Mor Dağların Sahibi Keşifte


Keşfetmek gerek farklılıkları. Herkes aynı havayı soluyorken, herkes üşüyüp yine aynı güneşle ısınıyorken tuttuğun eli daha da sıkman gerek. Evet, şimdi gidip aşık olmalı.
Kendini şemsiye gibi hissetmelisin: Sırılsıklam. Bu yormamalı seni, betondan meydana gelmiş ruhunu eritmeli sadece. Öyle çok ıslanmalısın ki aşktan, tuttuğun elle aynı damarda akmalı kanın. Rengarenk yağmurlara inanmalısınız birlikte. Telaşla ilerleyen zamana inat sen her şeyi adım adım, sindire sindire, taşları yerli yerine koyarak yaşamalısın onunla.

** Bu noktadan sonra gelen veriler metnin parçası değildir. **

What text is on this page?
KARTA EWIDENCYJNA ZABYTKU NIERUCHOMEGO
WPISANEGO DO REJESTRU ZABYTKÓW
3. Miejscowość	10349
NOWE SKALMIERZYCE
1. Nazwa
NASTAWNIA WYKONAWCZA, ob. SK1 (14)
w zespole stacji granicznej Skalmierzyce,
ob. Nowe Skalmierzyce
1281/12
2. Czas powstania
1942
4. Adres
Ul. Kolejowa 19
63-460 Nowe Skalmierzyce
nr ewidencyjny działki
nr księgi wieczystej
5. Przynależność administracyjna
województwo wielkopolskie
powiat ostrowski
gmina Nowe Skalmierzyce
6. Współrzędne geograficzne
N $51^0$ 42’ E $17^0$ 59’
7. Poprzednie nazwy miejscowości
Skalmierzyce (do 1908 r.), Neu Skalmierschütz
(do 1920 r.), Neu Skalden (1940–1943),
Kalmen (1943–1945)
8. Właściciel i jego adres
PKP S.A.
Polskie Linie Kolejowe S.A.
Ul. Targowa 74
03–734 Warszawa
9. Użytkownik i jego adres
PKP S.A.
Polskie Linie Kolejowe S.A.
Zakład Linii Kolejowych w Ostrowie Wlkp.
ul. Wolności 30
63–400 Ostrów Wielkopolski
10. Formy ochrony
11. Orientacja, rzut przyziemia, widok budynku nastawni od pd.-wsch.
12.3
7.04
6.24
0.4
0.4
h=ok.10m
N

Ateşten bir yuvanız olmalı. Dans etmelisiniz orda, ne kadar süreceğini düşünmeden, tutkuyla. Partneriniz çok salaş olabilir, çok inanılmaz, çok hayalci belki de çok bencil... Burçlarınız mesela. Birbiriniz için var olduğunuzu söyleyebilir, arada kalabilir veya uyumsuzluk konusunda yüzde yüze vurabilir. Olsun, sen uyumsuzluğun uyumunu yakala onunla ve kendini o kollarda kaybet. Çok uzağa da ayrılma öptüğünde geri dönmek zor olabilir.

Hayatını tablo gibi görmelisin. Tablona bir türlü yerleştiremediğin birini edinmelisin kendine. Ne gökyüzüne, ne su damlasına, ne yaprağa ne de toprağa… Hiçbir yere koyamadığın, hiçbir yere sığmayan biri olmalı, sana özel. Onu tanımlamakta güçlük çekmelisin, tanımın bir şifresi bir formülü olmamalı. Tıpkı bir Dostoyevski kahramanı gibi, tanımsız. Yere göğe sığmayan bu özel varlığa sıkıca sarılmalısın. Onu değiştirmek için uğraşmadan farklılıklarınızın arasına sızıp bütün olmalısın. Onu ölümsüz kılmalısın. İnsan istemedikten sonra hiç ölmez. Öldüğünde kendini yitirip, diğerlerine katılırsın. Oysa kendinde kalmak sonsuzluğu yakalayıp, özel olmaktır. O varlıkta sana özel olsun istemiyor musun? O zaman ölümsüzleştir onu.

Hadi! Koy tüm tebeşirleri önüne ve bir adımınla parçala onları. Arkalarında bıraktıkları rengarenk izlere bak. Fırçanda hep olmasını istediğin rengi benimse. Beyazı, sarısı, yeşili, pembesi, turuncusu, mavisi… Hepsi ayrı ayrı ve farklı değil mi? Bir renk cümbüşü hayat, keşfetmek gerek farklılıkları.

1 yorum:

  1. Hayatı tablo gibi görmek tanımlaması güzel ama işte her tabloda renk cümbüşlü olmuyor. Hele ki benim gibi karamsar birinin tablosu hep Peter Brugel'in İkarus'un Düşüşü gibi tablo oluyor. :) Amma velakin yaz yaz güzel blogu yalnız bırakma.